Artificial intelligence is still struggling to crack the most complex problem in pharma R&D: reliably designing new molecules that become breakthrough medicines. But drugmakers say AI is already paying off in the “unsexy” middle of development. This is where time and money are often lost to paperwork, vendor hand-offs, and slow trial start-up.
At the JPMorgan Healthcare Conference in January 2026, executives from large pharma companies and smaller biotechs described how AI tools are accelerating trial planning, participant recruitment, and regulatory submission preparation. Several companies said these gains are shaving weeks off labour-heavy processes. However, the impact on overall drug approval timelines will take longer to prove.
AI in Drug Development is Shrinking Regulatory Work
One of the clearest early wins is regulatory documentation. Drugmakers must assemble and maintain thousands of pages covering clinical, safety and manufacturing data. These packages must remain consistent across regions and formats. AstraZeneca has noted that this work often results in heavy reliance on external contractors. This pushes up costs and adds risk when information is duplicated or inconsistent.
AI is being used to draft, cross-check and standardise documents, and to convert reports into regulator-ready templates. Germany’s radiopharmaceuticals firm ITM, for example, has described using AI to reshape lengthy trial reports into US FDA-style formats. This potentially saves weeks of staff effort once deployed.

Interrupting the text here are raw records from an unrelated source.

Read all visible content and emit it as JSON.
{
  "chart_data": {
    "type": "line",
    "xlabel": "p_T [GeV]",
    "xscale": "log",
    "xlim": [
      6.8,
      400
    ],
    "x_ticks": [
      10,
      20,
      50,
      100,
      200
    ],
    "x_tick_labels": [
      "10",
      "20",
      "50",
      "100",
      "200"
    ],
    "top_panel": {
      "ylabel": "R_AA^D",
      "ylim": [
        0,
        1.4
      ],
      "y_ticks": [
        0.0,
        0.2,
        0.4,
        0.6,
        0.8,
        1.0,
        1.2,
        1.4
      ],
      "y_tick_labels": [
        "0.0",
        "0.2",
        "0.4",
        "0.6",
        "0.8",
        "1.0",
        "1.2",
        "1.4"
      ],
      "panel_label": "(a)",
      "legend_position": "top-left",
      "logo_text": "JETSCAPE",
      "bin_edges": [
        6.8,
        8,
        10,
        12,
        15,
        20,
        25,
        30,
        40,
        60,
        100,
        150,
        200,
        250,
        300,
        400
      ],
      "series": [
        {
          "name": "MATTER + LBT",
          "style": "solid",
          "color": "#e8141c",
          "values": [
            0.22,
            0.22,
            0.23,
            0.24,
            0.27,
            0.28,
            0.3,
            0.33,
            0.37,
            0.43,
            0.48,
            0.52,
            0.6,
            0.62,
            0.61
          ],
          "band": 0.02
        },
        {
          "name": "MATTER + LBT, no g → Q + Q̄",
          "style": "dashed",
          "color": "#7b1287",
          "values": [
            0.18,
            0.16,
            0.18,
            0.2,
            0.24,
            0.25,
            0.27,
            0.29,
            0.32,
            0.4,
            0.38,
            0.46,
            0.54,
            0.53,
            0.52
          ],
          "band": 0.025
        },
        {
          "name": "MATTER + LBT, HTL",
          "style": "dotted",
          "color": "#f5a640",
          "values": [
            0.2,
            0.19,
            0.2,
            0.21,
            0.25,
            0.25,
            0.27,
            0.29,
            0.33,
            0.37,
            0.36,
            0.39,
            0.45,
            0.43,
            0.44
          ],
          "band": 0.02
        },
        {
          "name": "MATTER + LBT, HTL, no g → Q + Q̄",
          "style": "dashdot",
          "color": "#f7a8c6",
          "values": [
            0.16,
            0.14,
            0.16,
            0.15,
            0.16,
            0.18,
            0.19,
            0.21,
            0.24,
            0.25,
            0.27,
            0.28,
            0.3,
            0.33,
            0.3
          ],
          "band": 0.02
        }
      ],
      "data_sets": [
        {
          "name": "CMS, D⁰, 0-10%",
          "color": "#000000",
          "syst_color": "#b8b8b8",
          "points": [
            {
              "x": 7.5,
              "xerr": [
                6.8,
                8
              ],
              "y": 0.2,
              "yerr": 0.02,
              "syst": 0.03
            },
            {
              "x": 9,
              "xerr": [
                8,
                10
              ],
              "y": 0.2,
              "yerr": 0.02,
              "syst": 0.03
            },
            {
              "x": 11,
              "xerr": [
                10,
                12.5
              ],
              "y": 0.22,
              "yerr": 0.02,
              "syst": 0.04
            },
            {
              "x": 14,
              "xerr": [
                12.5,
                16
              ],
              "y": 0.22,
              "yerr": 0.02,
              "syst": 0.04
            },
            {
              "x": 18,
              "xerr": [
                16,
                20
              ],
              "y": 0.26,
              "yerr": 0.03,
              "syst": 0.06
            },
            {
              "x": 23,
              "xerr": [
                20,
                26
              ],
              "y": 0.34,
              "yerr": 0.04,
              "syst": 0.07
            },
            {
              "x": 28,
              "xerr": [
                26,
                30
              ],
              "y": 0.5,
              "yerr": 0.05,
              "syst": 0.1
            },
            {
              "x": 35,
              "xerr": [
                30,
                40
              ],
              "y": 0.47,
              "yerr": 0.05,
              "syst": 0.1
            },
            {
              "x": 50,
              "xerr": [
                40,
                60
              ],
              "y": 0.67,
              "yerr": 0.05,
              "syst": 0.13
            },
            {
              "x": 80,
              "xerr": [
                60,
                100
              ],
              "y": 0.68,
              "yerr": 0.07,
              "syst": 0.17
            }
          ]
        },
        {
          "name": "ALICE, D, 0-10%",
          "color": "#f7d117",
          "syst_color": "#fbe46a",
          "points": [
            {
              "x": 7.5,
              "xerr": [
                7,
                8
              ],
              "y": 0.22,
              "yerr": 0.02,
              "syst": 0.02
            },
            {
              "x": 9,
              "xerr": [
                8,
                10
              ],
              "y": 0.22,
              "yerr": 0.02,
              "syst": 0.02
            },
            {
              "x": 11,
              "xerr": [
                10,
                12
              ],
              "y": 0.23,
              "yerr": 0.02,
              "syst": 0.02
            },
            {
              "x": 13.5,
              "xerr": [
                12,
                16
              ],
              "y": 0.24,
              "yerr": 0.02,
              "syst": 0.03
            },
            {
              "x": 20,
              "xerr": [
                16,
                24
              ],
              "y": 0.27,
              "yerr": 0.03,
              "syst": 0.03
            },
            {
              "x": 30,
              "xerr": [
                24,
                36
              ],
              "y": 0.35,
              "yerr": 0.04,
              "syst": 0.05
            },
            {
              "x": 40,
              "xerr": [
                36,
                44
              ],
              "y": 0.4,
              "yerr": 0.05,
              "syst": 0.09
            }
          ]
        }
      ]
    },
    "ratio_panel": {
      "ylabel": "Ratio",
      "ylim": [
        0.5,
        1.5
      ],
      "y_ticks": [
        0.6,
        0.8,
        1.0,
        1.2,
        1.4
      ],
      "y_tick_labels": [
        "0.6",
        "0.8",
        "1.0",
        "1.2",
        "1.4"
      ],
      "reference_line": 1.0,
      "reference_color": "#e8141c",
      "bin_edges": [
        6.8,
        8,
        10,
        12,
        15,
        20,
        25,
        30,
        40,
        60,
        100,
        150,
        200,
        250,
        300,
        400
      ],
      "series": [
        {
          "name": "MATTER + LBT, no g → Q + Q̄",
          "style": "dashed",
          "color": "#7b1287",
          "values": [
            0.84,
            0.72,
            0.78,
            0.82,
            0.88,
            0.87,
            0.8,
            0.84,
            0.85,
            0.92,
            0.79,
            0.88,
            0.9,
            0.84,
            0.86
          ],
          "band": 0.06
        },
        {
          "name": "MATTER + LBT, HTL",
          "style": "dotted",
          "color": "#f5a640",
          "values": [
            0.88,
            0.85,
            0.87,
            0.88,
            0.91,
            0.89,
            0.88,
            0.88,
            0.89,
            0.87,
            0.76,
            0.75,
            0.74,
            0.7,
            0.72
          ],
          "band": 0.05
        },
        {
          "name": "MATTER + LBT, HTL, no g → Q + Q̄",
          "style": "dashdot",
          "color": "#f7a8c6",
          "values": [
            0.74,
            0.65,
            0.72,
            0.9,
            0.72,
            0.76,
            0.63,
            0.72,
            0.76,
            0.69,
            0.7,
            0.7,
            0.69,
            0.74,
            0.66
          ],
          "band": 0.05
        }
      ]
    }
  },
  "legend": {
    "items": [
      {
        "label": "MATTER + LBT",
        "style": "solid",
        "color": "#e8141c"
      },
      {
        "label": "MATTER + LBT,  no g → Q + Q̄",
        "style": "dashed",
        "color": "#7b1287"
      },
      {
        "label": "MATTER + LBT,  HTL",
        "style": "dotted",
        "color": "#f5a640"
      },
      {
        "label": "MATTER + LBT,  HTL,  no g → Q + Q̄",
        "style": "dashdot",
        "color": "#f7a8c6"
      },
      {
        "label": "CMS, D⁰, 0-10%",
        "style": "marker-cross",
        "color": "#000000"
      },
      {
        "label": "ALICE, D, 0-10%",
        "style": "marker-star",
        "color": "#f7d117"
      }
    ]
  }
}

AI in Drug Development is Speeding Clinical Trial Set-Up
Trial site selection and enrolment are also being compressed. Novartis said it used AI in 2023 to launch a 14,000-person cardiovascular outcomes study for its cholesterol medicine Leqvio. A process that typically took four to six weeks became a single two-hour meeting. As a result, the company could pick higher-performing sites and close enrollment near the target. Novartis has said these time savings can add up to months across a complete development programme.
British drugmaker GSK said its mix of digital and AI tools is designed to accelerate clinical trials by 15%. The company has linked the approach to about £8 million in savings in late-stage studies of its twice-yearly asthma drug Exdensur. This drug won US approval in December 2025.
The “Messy Middle” is Where Investors Want Proof
Venture and industry leaders are increasingly focused on what one investor called drug development’s “messy middle”. Andreessen Horowitz’s Jorge Conde has described trial enrolment as a “leaky funnel”, where participants drop out during outreach, screening and scheduling. He has backed the startup Alleviate Health, which applies AI to patient education, engagement, and logistics.
Analysts say admin-focused AI adoption is already common. TD Cowen’s Brendan Smith has noted that tools such as Microsoft Copilot are being used for routine tasks. Still, investors may need one to three years before the speed gains show up clearly in measurable programme metrics.
Agentic AI and Partnerships are Expanding Fast
Momentum is growing around “agentic AI”, which can execute workflows with limited human input. McKinsey projects that agentic AI could increase clinical development productivity by 35% to 45% over the next five years.
Several companies are also partnering aggressively. Eli Lilly has highlighted its work with Nvidia as part of broader bets that AI can improve development success rates. Genmab, meanwhile, has announced a partnership with Anthropic to deploy Claude-powered agentic AI to support clinical development. This includes automating post-trial analysis and converting outputs into figures and clinical study reports.
For now, the message from industry leaders is pragmatic. AI may not have yet delivered the first universally recognised “AI drug”. But it is already reducing friction in trials and regulatory operations, and freeing skilled teams to focus on higher-value scientific work.